天光渐亮,晨雾散尽。
医院的长廊褪去了深夜的死寂,渐渐有了人声往来,唯独重症监护室外的这片角落,安静得只剩人心底的余悸。
苏晚没有离开。
她就坐在走廊的长椅上,姿势疲惫却端正,目光自始至终没有离开过监护室那扇紧闭的门。眼底的泪水早已风干,只剩下淡淡的红痕,一夜未眠的倦意爬满眉眼,却丝毫压不住她眼底的坚定。
七十二小时。
这是医生说的生死关键期。
她要守着他,熬过这最凶险的三天三夜。
陈舟早早处理完外界所有琐事,再次赶回医院,手里带着温热的早餐和温水,轻轻走到她面前。
「苏小姐,吃点东西吧,你一夜没合眼,再熬下去身体会扛不住。」
苏晚轻轻摇头,视线依旧黏在病房门上,声音轻得发哑:「我不饿。」
她现在满心满眼都是里面那个虚弱昏睡的人,根本没有半点胃口。只要一想起昨夜心率归零的那一幕,心底的恐慌就久久散不去。
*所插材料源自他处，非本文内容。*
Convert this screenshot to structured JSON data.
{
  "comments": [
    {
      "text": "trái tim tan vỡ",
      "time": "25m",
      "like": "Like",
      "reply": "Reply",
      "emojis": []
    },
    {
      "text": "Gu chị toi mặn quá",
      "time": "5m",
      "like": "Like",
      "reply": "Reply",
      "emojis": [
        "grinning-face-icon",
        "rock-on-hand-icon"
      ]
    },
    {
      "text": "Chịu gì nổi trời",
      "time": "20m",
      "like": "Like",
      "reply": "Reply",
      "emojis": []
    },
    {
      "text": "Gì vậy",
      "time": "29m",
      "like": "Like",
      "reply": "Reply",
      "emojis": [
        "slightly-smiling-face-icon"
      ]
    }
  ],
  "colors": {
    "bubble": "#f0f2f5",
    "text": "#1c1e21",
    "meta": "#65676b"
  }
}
陈舟看着她憔悴的模样,满心唏嘘,却也不勉强,默默将食物放在一旁的桌面,低声道:「我已经彻底暂停了陆氏所有的工作,推掉了所有应酬和会议,公司事务全部交由副总代管,接下来不会有任何事打扰陆总静养。」
「没人会再来打扰你们。」
苏晚终于侧过头,轻轻颔首:「谢谢你,陈舟。」
这些年,若不是陈舟一直陪在他身边、替他兜底、守着他的所有隐忍与深情,陆时衍只会过得更苦。
时间缓缓流淌,平稳又煎熬。
白天的监护格外安稳,仪器数值始终维持在微弱但平稳的状态,没有再出现凶险波动。医护人员定时进去检查、换药、监测体征,每一次出来的反馈,都是情况暂时稳定。
这一点点安稳,成了苏晚最大的慰藉。
午后,阳光透过玻璃窗,斜斜落进监护室里,温柔地铺在陆时衍苍白的侧脸和单薄的被褥上。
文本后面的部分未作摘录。